Les 5 questions posées à Giraud MBARGA, auteur camerounais

Qui est Giraud MBARGA ?

En me réveillant, la mission c’est : A.L.I. Ce sigle qui se répète sans cesse, dans mes pensées, chaque matin, chaque jour, sans cesse : A.L.I, A.L.I, A.L.I … C’est une alarme qui me rappelle d’abord que je vis pour A (améliorer le quotidien de tous ceux que je rencontre. Ces personnes doivent se dire et clamer « lire du Giraud MBARGA a changé ma vie. Grâce à sa plume, je vois la vie différemment, je la vois en mieux ».) ; cette alarme me rappelle ensuite que je me bats pour L (laisser mes empreintes dans les cœurs et les esprits. Autrement dit, je dois imprimer mes messages, mes émotions, mais surtout ma singularité dans sa complexité au plus profond des humains ; enfin, ladite alarme me rappelle que je me prive pour I (Inspirer le monde entier. C’est-à-dire donner à des personnes de tous les coins du monde, peu importe la couleur, la tribu ou la langue, des raisons d’y croire. La démarche finale étant de faire naître des vocations et même des plagiats dans les subconscients d’horizons divers.)

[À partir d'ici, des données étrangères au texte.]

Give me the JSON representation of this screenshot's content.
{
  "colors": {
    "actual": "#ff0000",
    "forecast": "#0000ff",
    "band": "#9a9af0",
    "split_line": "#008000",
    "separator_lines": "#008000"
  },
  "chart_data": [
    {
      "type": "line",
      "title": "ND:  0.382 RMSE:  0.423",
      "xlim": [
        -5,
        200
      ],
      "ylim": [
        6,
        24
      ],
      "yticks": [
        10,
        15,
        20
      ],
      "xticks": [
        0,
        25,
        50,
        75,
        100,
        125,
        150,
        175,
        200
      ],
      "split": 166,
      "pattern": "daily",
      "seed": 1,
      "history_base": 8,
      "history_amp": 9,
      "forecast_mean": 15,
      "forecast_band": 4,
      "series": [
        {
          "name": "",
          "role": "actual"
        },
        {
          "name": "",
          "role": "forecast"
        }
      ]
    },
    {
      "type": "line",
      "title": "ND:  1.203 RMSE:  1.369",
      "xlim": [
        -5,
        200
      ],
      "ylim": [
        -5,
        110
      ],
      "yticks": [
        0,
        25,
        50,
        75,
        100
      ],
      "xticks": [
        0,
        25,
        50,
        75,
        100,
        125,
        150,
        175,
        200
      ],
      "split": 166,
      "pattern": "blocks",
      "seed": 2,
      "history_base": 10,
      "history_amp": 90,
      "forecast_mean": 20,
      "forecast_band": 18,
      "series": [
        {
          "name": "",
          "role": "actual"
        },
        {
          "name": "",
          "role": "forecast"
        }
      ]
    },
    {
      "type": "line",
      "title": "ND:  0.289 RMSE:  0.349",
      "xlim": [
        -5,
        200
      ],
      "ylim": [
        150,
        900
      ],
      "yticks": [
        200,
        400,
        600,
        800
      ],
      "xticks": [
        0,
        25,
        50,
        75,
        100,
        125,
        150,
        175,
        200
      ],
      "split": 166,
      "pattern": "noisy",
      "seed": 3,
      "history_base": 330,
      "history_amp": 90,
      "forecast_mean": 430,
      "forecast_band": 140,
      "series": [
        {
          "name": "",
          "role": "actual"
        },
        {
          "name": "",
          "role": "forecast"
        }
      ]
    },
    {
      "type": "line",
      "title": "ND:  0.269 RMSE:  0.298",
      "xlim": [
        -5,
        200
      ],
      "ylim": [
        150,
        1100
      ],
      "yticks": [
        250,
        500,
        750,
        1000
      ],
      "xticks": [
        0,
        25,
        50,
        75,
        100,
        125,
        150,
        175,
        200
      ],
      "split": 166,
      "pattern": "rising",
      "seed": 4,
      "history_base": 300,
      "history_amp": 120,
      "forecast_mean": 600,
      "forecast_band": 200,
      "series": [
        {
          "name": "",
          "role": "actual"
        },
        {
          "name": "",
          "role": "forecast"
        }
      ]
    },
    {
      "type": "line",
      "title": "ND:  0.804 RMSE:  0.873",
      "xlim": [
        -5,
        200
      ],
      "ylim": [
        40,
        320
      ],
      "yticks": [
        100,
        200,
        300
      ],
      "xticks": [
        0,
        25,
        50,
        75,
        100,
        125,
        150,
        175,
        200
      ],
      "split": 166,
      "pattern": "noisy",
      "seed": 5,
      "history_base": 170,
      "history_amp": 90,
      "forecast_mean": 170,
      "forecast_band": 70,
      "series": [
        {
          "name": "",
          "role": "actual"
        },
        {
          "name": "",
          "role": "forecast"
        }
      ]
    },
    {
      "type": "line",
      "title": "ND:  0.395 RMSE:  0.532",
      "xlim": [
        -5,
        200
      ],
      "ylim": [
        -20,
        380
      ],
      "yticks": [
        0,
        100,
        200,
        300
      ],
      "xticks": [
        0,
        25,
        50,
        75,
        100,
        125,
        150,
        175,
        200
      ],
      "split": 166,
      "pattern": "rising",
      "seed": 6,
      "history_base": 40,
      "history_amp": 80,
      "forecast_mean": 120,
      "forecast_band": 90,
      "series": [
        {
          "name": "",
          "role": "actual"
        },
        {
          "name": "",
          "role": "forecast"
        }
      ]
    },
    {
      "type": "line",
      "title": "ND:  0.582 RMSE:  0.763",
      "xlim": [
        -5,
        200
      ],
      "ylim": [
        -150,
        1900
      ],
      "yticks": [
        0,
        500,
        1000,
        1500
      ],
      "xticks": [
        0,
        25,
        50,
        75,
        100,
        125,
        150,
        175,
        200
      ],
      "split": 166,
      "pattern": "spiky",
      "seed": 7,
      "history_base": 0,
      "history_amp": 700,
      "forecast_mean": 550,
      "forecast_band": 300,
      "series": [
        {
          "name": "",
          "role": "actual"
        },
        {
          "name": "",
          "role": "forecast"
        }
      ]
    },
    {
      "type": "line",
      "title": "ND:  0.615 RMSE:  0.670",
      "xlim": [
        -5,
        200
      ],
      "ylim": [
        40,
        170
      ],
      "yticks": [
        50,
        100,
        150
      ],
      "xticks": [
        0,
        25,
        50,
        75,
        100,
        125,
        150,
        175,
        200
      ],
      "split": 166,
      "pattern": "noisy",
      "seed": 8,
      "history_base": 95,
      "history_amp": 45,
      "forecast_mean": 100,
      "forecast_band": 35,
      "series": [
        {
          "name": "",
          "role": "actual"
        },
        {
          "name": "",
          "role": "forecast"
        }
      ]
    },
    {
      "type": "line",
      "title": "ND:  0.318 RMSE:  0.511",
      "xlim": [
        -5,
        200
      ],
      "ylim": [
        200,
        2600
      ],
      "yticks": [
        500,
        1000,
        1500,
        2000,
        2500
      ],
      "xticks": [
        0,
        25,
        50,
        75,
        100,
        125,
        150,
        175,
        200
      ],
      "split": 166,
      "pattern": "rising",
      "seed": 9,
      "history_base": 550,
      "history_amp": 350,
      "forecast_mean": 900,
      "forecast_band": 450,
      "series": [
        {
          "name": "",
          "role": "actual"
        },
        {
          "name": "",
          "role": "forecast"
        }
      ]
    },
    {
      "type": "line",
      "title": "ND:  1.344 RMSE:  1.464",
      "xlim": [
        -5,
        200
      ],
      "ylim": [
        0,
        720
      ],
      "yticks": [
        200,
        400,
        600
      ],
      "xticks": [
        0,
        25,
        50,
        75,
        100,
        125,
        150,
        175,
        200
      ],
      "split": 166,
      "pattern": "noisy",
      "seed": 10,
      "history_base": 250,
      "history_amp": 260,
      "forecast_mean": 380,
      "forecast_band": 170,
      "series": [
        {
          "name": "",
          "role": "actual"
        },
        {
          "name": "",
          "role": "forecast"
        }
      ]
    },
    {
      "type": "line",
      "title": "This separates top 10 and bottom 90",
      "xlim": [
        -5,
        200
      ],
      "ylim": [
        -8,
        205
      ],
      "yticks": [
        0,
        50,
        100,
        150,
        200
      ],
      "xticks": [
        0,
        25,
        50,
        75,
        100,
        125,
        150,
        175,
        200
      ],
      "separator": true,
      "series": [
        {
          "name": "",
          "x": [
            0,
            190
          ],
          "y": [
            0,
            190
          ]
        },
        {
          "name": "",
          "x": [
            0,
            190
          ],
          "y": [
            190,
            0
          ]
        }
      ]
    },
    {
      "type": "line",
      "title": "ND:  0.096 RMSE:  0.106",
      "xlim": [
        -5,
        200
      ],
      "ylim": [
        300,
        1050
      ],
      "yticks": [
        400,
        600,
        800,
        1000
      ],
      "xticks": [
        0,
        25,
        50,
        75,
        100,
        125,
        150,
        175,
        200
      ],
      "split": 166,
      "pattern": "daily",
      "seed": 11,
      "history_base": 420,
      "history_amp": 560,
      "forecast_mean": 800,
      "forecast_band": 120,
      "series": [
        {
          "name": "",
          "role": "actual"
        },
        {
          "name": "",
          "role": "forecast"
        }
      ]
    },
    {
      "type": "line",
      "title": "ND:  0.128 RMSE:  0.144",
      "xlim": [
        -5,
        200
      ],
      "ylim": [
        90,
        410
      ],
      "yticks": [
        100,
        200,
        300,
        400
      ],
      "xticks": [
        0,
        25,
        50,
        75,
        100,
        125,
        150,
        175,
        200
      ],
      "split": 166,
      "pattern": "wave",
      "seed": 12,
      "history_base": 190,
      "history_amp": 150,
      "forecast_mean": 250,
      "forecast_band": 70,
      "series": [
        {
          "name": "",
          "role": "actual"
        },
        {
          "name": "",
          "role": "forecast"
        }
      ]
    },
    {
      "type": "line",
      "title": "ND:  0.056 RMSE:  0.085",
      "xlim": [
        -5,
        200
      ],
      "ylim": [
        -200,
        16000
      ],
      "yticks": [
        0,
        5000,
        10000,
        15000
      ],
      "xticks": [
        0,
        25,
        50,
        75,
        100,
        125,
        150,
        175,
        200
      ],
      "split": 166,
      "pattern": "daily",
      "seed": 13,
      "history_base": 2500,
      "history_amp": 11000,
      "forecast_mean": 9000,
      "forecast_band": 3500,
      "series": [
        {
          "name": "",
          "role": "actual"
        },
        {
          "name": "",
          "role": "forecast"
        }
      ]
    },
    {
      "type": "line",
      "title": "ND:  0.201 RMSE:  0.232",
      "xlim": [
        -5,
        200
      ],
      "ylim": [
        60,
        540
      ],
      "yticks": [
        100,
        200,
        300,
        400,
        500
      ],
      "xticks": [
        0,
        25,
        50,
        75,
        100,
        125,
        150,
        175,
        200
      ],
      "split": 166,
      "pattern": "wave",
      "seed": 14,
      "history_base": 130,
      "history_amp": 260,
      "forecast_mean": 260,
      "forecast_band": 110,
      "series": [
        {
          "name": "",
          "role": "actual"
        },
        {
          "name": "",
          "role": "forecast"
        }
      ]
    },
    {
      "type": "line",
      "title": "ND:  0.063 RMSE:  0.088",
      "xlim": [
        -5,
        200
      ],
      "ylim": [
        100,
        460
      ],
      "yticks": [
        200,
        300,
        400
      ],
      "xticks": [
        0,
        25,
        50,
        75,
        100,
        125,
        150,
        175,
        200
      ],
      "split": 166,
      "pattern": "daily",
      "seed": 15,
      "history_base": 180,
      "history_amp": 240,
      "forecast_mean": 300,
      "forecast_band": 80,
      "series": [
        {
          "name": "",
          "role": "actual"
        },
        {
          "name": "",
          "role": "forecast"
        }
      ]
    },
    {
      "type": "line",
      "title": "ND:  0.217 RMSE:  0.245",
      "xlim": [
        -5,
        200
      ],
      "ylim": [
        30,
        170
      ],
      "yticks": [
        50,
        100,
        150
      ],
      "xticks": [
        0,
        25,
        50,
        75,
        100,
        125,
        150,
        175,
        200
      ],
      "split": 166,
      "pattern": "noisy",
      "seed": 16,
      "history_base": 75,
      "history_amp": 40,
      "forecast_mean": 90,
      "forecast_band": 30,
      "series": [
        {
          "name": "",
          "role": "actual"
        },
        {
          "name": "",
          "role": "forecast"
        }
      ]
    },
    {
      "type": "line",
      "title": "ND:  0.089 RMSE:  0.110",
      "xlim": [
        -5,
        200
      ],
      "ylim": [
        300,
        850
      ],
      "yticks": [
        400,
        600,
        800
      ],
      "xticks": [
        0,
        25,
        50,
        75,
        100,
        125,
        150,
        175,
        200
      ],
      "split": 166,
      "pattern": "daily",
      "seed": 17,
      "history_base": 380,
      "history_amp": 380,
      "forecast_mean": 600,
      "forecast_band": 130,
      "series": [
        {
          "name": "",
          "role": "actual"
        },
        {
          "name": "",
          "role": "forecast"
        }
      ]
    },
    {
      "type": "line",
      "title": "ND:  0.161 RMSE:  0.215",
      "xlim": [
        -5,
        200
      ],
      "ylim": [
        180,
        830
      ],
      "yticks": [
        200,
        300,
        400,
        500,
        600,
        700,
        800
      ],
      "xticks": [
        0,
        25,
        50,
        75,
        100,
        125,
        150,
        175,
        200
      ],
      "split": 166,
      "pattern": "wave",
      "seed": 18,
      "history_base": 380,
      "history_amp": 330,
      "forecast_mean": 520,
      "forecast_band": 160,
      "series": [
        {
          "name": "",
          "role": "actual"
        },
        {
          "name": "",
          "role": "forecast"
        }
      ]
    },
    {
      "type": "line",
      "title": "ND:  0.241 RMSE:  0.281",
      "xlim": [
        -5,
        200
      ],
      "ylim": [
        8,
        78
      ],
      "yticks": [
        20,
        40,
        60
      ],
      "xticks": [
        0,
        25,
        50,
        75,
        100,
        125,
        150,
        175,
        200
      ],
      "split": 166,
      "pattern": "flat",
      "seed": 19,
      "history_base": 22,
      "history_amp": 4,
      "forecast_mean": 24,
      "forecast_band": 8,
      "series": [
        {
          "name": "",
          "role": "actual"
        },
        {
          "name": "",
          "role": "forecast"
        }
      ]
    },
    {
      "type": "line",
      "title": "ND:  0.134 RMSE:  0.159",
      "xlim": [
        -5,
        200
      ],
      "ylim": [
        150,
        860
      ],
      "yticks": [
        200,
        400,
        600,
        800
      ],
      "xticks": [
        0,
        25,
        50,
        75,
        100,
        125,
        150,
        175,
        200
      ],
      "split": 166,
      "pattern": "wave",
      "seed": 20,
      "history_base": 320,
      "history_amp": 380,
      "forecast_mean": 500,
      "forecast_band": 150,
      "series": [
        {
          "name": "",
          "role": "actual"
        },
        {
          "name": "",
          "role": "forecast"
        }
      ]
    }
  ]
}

Je suis un écrivain déterminé, qu’on qualifie parfois d’engagé, qui surtout aime les mots pour narrer les maux et pas que, à travers le mélange discours terre-à-terre / exposé subliminal. Aussi, j’embrasse fièrement mes origines en les mariant publiquement à d’autres cultures, d’où l’usage décomplexé du camfranglais, aux côtés de certaines expressions prises dans des langues officielles ou non.

Vous êtes l’auteur de Inspection de trop, un recueil de poésie écrit en prose et en vers et qui a paru chez Edilivre. Giraud MBARGA, pourquoi ce livre ?

Il était indispensable de laisser exploser ce que j’avais pendant des années conçu et fabriqué. Il était venu le moment d’imposer ma façon atypique d’écrire, sans m’embrigader dans les geôles de la poésie classique. J’avais des choses à partager et je l’ai fait sans me soucier de savoir si c’est ainsi que faisaient les autres ou si c’était poétiquement correct. Inspection de trop se situe entre l’introspection et l’inspection. C’est une analyse du moi, d’autrui, pour pousser le « nous » à sortir de la léthargie, en bref, à agir. En d’autres termes, j’ai savamment écrit pour encourager les lecteurs à ne plus être de simples spectateurs mais des acteurs.

En tant que jeune auteur camerounais, quelles observations faites-vous de l’espace littéraire camerounais ?

Nombreux sont les passionnés qui essaient à leur manière de vulgariser la littérature et d’universaliser les travaux de bons nombres d’auteurs camerounais, souvent bénévolement. C’est grandement louable et hautement encourageant. A côté, Le principal frein que je déplore est la mystification existante pour se faire éditer, jumelée à la légèreté technico-graphique appliquée sur la majorité des réalisations littéraires disponibles. C’est ce principal paradoxe qui me chagrine. Au Cameroun, il y a de bonnes choses qui sont faites, mais demeurent à parfaire.

Edilivre, un choix ou le choix ?

C’était un choix parmi d’autres. Ils ont été francs dans leur proposition, j’ai respecté, ça m’a intéressé. Satisfait, oui, parce que mon art n’a pas été tronqué. J’ai pu librement m’exprimer. Chaque ligne, soigneusement élaborée, a pu atteindre sa cible en conservant toute sa vigueur, sa vitalité et sa virtuosité.

Quels jeunes auteurs lisez-vous et recommandez-vous aux lecteurs africains ?

Il est vrai que je lis un peu de tous les siècles et de tous les continents… Et j’aime beaucoup le fait que l’écriture évolue tout en restant éternelle dans sa façon de transmettre des émotions. C’est difficile de choisir juste quelques auteurs de la jeune garde et de les recommander… Toutefois, je recommande, sans hésiter, BIDJO Edward Nelson et Cyrille SOFEU.


Concernant BIDJO, il a une belle façon d’être sûr de lui et de sa plume, à travers ses expressions recherchées, notamment quand il parle de l’art de séduire. Cyrille SOFEU quant à lui, est un passionné qui se livre complètement dans chacune de ses phrases, sa candeur évidente apaise.